One of the characteristics that makes Palin so popular with the Republican base is her unshakable one-against-the-world mentality. In Palin's eyes, the "lamestream media," jealous rivals and the good-ol'-boy network are all working to undo her. It's a compelling narrative at a Tea Party rally, but it hasn't much helped her standing elsewhere. Her public spats over the last presidential campaign and controversial endorsements of candidates like Christine O'Donnell in the 2010 midterms haven't endeared Palin to the Republican establishment. Many voters saw a deficit of seriousness in her early departure from Alaska's governorship, and camping trips with Kate Gosselin aren't exactly the best medicine. A January poll found that just 17% of independents nationwide have a favorable view of Palin.
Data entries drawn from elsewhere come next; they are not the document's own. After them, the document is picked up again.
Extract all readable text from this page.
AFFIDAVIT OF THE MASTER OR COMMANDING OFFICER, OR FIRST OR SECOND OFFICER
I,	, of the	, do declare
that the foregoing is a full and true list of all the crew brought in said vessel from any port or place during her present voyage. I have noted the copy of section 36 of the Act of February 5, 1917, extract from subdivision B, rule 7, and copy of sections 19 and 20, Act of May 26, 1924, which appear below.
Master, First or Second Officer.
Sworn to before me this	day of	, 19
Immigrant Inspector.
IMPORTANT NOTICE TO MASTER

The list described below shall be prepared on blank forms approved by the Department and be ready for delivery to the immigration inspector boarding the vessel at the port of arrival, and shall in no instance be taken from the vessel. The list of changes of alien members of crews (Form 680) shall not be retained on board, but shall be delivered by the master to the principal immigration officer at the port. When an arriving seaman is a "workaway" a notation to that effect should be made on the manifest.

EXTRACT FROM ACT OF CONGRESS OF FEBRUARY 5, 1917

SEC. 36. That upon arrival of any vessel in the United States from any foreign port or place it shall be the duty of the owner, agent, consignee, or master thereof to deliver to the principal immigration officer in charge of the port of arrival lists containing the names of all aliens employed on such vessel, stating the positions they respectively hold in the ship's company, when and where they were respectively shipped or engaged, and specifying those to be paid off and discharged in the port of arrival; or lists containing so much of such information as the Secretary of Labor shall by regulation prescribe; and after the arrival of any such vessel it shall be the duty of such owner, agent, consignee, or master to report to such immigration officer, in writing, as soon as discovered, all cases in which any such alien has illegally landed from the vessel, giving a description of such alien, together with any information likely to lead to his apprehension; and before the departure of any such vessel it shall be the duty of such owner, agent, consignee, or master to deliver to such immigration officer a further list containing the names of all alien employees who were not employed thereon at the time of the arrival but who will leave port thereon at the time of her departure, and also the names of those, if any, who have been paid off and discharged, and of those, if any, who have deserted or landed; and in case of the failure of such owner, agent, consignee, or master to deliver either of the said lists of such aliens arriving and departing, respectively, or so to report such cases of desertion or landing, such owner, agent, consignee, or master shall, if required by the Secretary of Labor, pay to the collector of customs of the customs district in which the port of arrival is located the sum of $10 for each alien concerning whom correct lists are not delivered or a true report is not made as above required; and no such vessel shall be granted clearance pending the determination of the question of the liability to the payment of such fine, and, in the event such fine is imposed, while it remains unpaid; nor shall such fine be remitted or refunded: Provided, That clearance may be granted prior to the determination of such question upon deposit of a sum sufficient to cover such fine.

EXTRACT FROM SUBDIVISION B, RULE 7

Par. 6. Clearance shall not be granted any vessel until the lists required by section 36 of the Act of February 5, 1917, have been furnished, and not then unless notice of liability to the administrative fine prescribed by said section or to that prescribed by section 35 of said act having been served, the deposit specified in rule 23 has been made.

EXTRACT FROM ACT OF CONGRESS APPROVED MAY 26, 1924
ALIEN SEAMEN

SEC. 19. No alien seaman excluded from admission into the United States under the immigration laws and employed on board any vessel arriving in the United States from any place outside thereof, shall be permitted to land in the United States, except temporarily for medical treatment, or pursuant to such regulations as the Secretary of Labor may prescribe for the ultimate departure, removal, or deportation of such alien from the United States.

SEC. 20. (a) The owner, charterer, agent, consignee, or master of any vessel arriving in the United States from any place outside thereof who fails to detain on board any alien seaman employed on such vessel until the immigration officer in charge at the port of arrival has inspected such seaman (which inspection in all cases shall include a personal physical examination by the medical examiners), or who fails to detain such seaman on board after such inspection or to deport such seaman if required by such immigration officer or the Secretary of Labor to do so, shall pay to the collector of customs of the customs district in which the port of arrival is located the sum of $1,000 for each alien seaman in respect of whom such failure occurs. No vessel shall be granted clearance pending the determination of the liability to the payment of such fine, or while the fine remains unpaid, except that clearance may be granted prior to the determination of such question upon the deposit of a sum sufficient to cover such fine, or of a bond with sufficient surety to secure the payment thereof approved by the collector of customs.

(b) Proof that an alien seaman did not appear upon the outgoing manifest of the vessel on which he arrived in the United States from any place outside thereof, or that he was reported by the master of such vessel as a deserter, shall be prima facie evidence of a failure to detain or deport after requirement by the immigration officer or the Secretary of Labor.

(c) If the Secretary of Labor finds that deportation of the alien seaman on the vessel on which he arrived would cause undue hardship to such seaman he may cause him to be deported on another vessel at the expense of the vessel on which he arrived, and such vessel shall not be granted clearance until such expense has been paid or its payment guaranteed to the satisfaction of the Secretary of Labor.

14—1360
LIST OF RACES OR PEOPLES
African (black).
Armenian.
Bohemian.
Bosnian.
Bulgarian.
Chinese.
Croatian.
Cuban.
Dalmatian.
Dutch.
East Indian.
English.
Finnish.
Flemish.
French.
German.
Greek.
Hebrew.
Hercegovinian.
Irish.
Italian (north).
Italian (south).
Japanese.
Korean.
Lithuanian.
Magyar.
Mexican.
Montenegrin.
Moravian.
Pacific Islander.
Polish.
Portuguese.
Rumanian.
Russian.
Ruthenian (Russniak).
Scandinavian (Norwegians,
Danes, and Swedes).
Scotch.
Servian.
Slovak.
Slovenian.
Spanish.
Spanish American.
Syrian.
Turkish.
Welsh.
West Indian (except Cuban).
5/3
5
Everybody knows Sarah Palin. That's her greatest asset and biggest flaw. Should she run for the GOP nomination, her name recognition and ability to steal headlines would make her a force. But for all Palin's celebrity, there's no indication the party faithful really want her to be President. Most early polls show her trailing Romney and Mike Huckabee in hypothetical primary matchups, and far behind Obama in the general election. Despite all her media coverage, Palin hasn't built networks of donors and allies on par with the most competitive members of the field.
Representative quote: "We believe that the best of America is not all in Washington ... We believe that the best of America is in these small towns that we get to visit and in these wonderful little pockets of what I call the real America."